Бойцы, уже скорчившиеся на металлических лавках вдоль бортов вездехода, дружно похлопали по подвешенным к ремням флягам и закивали, понимая, что отвечать по уставу в такой ситуации вовсе необязательно.
— Ну, и хорошо, — кивнул сержант. — Оно, конечно, сейчас не лето, от жары не помрете без воды, но все-таки здесь — пустыня…
Лязгнула, закрываясь, дверь десантного отсека, бойцы еще немного поерзали задницами на жестких дюралевых сиденьях, устраиваясь поудобнее, и через полминуты вездеход резво покатился по песку. Ехать было недалеко, да еще и по гладкому песку пустыни, без предательских выбоин и колдобин, потому никто не стал вставлять штурмгеверы в специальные зажимы, расположенные на стенках отсека рядом с каждым сидением, а просто упер приклад в слегка дребезжащий пол, зажал его ступнями и, придерживая оружие за ствол, откинулся на стенку.
"Секрет", в котором должен был нести службу Кудряшов, находился дальше всех остальных постов от караулки, поэтому Николаю последние минуты поездки пришлось провести в обществе уже сменившихся товарищей по взводу. Все они отчаянно зевали, иной раз клацая зубами, и терли слипающиеся глаза, ведь им довелось провести на постах самые неприятные предрассветные и первые часы после восхода солнца. Сменившиеся часовые уже не держали в руках оружие, старательно пристроив штурмгеверы в зажимы, и старались не поджимать ноги, а напротив, вытягивать их на всю длину отсека. Ведь половине из них пришлось пролежать часы дежурства в тесных "секретах", и теперь они старались сразу же дать отдых затекшим и уставшим конечностям.
Когда вездеход в очередной раз остановился, приглушив двигатель, Николай попросил товарищей пропустить его ближе к выходу, наступало его время нести службу. В просторном для пяти человек салоне десантного отсека выполнить просьбу Кудряшова не составляло особого труда, ведь это не борт БМП, куда обычно набивалось по десять-двенадцать человек с полной выкладкой при восьмиместной вместимости. Но и там солдаты ухитрялись и рассказывать по пути анекдоты, и перепихиваться локтями, и даже ссориться и ругаться, хотя такое происходило не часто, взвод был дружным, сплоченным не только службой, но и общими идеалами и планами на будущее.
— Рядовой Кудряшов! На выход, — скомандовал сержант, распахивая дверь отсека. — Вещички, вещички не забываем…

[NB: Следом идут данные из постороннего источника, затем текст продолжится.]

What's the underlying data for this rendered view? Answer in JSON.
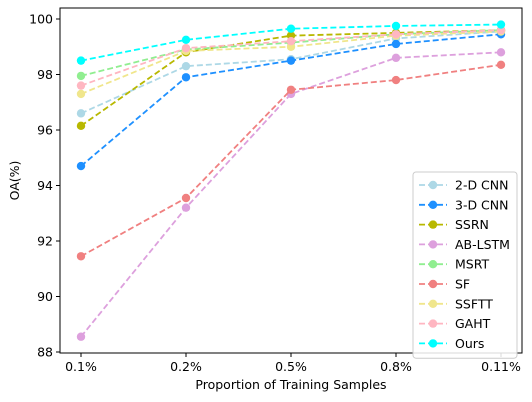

На стандартную остроту сержанта никто не обратил внимания, да и он сам не ждал ни усмешек, ни даже ворчания на то, что присказка надоела. Едва Коля оказался на песке, старательно оправляя камуфляжный комбинезон, как сержант двинулся в сторону от старого, явно заброшенного мазара, к последнему в их зоне ответственности "секрету". Идущему следом Кудряшову сержант через плечо негромко сказал:
— На склеп этот посматривай, тут пару дней назад археологи какие-то работали, наши, конечно, но… на время стрельб их попросили перерыв сделать, так ведь — ученые ж, мало ли, какие у них мысли. Так что смотри, вдруг кто из них тут окажется, забудет про стрельбы или смелость свою показать захочет. За ними, конечно, присматривают и вряд ли из города выпустят, но… всяко бывает. Так что б нам крайними не оказаться.